The Fourth Circuit recently decided that, under Section 707(b)(2) of the Bankruptcy Code, a debtor can take the full IRS National and Local Standard amounts for expenses even though the debtor’s actual expenses are less.  Lynch v. Jackson, No. 16-1358 (4th Cir., Jan 4, 2017).  The debtors had filed for chapter 7 and on Form 22A, as the Form’s instructions provided, used the IRS National and Local Standard amounts for their expenses, rather than their actual expenses.  The trustee moved to dismiss their petition as being abusive, and argued that the IRS standards acted as a “cap” but if a debtor’s actual real life expenses were less, then the debtor should use the lesser amounts.  The bankruptcy court denied the trustee’s motion to dismiss and the Fourth Circuit accepted a direct appeal.
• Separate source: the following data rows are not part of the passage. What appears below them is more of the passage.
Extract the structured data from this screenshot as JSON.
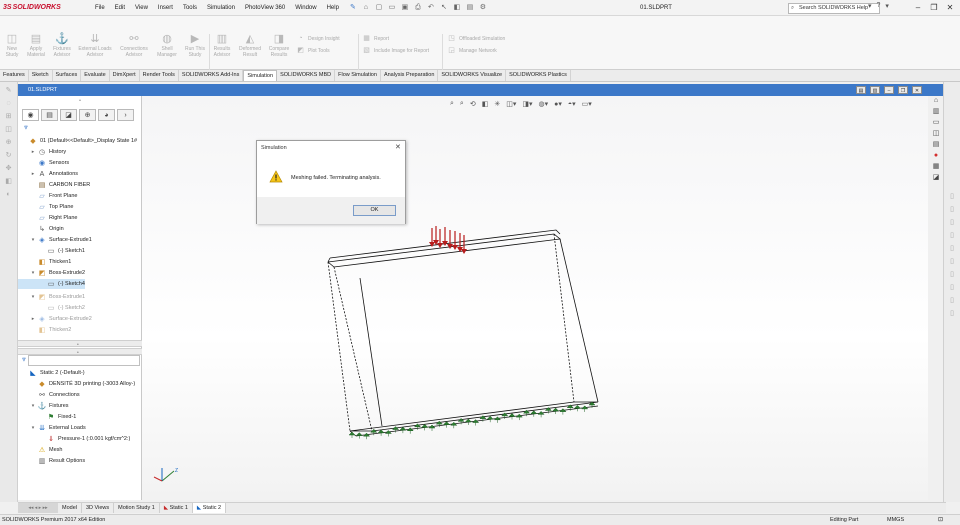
{
  "app": {
    "logo_text": "SOLIDWORKS",
    "doc_title": "01.SLDPRT",
    "search_placeholder": "Search SOLIDWORKS Help"
  },
  "menus": [
    "File",
    "Edit",
    "View",
    "Insert",
    "Tools",
    "Simulation",
    "PhotoView 360",
    "Window",
    "Help"
  ],
  "ribbon": {
    "large": [
      {
        "label_1": "New",
        "label_2": "Study",
        "icon": "new-study-icon"
      },
      {
        "label_1": "Apply",
        "label_2": "Material",
        "icon": "apply-material-icon"
      },
      {
        "label_1": "Fixtures",
        "label_2": "Advisor",
        "icon": "fixtures-icon"
      },
      {
        "label_1": "External Loads",
        "label_2": "Advisor",
        "icon": "external-loads-icon"
      },
      {
        "label_1": "Connections",
        "label_2": "Advisor",
        "icon": "connections-icon"
      },
      {
        "label_1": "Shell",
        "label_2": "Manager",
        "icon": "shell-manager-icon"
      },
      {
        "label_1": "Run This",
        "label_2": "Study",
        "icon": "run-study-icon"
      },
      {
        "label_1": "Results",
        "label_2": "Advisor",
        "icon": "results-advisor-icon"
      },
      {
        "label_1": "Deformed",
        "label_2": "Result",
        "icon": "deformed-result-icon"
      },
      {
        "label_1": "Compare",
        "label_2": "Results",
        "icon": "compare-results-icon"
      }
    ],
    "small": [
      {
        "label": "Design Insight",
        "icon": "design-insight-icon"
      },
      {
        "label": "Plot Tools",
        "icon": "plot-tools-icon"
      },
      {
        "label": "Report",
        "icon": "report-icon"
      },
      {
        "label": "Include Image for Report",
        "icon": "include-image-icon"
      },
      {
        "label": "Offloaded Simulation",
        "icon": "offloaded-simulation-icon"
      },
      {
        "label": "Manage Network",
        "icon": "manage-network-icon"
      }
    ]
  },
  "tabs": [
    "Features",
    "Sketch",
    "Surfaces",
    "Evaluate",
    "DimXpert",
    "Render Tools",
    "SOLIDWORKS Add-Ins",
    "Simulation",
    "SOLIDWORKS MBD",
    "Flow Simulation",
    "Analysis Preparation",
    "SOLIDWORKS Visualize",
    "SOLIDWORKS Plastics"
  ],
  "active_tab": "Simulation",
  "feature_tree": [
    {
      "label": "01  (Default<<Default>_Display State 1#",
      "icon": "part-icon",
      "toggle": "",
      "indent": 0
    },
    {
      "label": "History",
      "icon": "history-icon",
      "toggle": "▸",
      "indent": 1
    },
    {
      "label": "Sensors",
      "icon": "sensors-icon",
      "toggle": "",
      "indent": 1
    },
    {
      "label": "Annotations",
      "icon": "annotations-icon",
      "toggle": "▸",
      "indent": 1
    },
    {
      "label": "CARBON FIBER",
      "icon": "material-icon",
      "toggle": "",
      "indent": 1
    },
    {
      "label": "Front Plane",
      "icon": "plane-icon",
      "toggle": "",
      "indent": 1
    },
    {
      "label": "Top Plane",
      "icon": "plane-icon",
      "toggle": "",
      "indent": 1
    },
    {
      "label": "Right Plane",
      "icon": "plane-icon",
      "toggle": "",
      "indent": 1
    },
    {
      "label": "Origin",
      "icon": "origin-icon",
      "toggle": "",
      "indent": 1
    },
    {
      "label": "Surface-Extrude1",
      "icon": "surface-extrude-icon",
      "toggle": "▾",
      "indent": 1
    },
    {
      "label": "(-) Sketch1",
      "icon": "sketch-icon",
      "toggle": "",
      "indent": 2
    },
    {
      "label": "Thicken1",
      "icon": "thicken-icon",
      "toggle": "",
      "indent": 1
    },
    {
      "label": "Boss-Extrude2",
      "icon": "boss-extrude-icon",
      "toggle": "▾",
      "indent": 1
    },
    {
      "label": "(-) Sketch4",
      "icon": "sketch-icon",
      "toggle": "",
      "indent": 2,
      "selected": true
    }
  ],
  "feature_tree_grey": [
    {
      "label": "Boss-Extrude1",
      "icon": "boss-extrude-icon",
      "toggle": "▾",
      "indent": 1
    },
    {
      "label": "(-) Sketch2",
      "icon": "sketch-icon",
      "toggle": "",
      "indent": 2
    },
    {
      "label": "Surface-Extrude2",
      "icon": "surface-extrude-icon",
      "toggle": "▸",
      "indent": 1
    },
    {
      "label": "Thicken2",
      "icon": "thicken-icon",
      "toggle": "",
      "indent": 1
    }
  ],
  "sim_tree": [
    {
      "label": "Static 2 (-Default-)",
      "icon": "static-study-icon",
      "toggle": "",
      "indent": 0
    },
    {
      "label": "DENSITÉ 3D printing (-3003 Alloy-)",
      "icon": "part-body-icon",
      "toggle": "",
      "indent": 1
    },
    {
      "label": "Connections",
      "icon": "connections-icon",
      "toggle": "",
      "indent": 1
    },
    {
      "label": "Fixtures",
      "icon": "fixtures-icon",
      "toggle": "▾",
      "indent": 1
    },
    {
      "label": "Fixed-1",
      "icon": "fixed-icon",
      "toggle": "",
      "indent": 2
    },
    {
      "label": "External Loads",
      "icon": "external-loads-icon",
      "toggle": "▾",
      "indent": 1
    },
    {
      "label": "Pressure-1 (:0.001 kgf/cm^2:)",
      "icon": "pressure-icon",
      "toggle": "",
      "indent": 2
    },
    {
      "label": "Mesh",
      "icon": "mesh-warning-icon",
      "toggle": "",
      "indent": 1
    },
    {
      "label": "Result Options",
      "icon": "result-options-icon",
      "toggle": "",
      "indent": 1
    }
  ],
  "dialog": {
    "title": "Simulation",
    "message": "Meshing failed. Terminating analysis.",
    "ok": "OK"
  },
  "bottom_tabs": [
    "Model",
    "3D Views",
    "Motion Study 1",
    "Static 1",
    "Static 2"
  ],
  "active_bottom_tab": "Static 2",
  "status": {
    "edition": "SOLIDWORKS Premium 2017 x64 Edition",
    "mode": "Editing Part",
    "units": "MMGS"
  },
  "colors": {
    "header_blue": "#3c78c8",
    "fixture_green": "#2e7d32",
    "load_red": "#b71c1c",
    "warning_yellow": "#f5c518"
  }
}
The Supreme Court had previously decided in another case, Ransom v. FIA Card Servs., 562 U.S. 61 (2011), that in order for a debtor to use the IRS Standards the debtor actually had to incur the type of expense designated.  A debtor cannot claim the expenses for car maintenance, for example, if the debtor does not actually own a car; a debtor cannot claim childcare expenses without a child, and so on.  The Supreme Court never addressed the question about once the debtor has the expense, whether actual amounts or IRS Standards should be used.

The Fourth Circuit found, after looking at Section 707(b)(2) of the Bankruptcy Code, that the IRS Standards shall be applied.  To do otherwise would punish frugal debtors who had somehow managed to live on less before they filed Chapter 7.  This is a very favorable decision for debtors facing Chapter 7.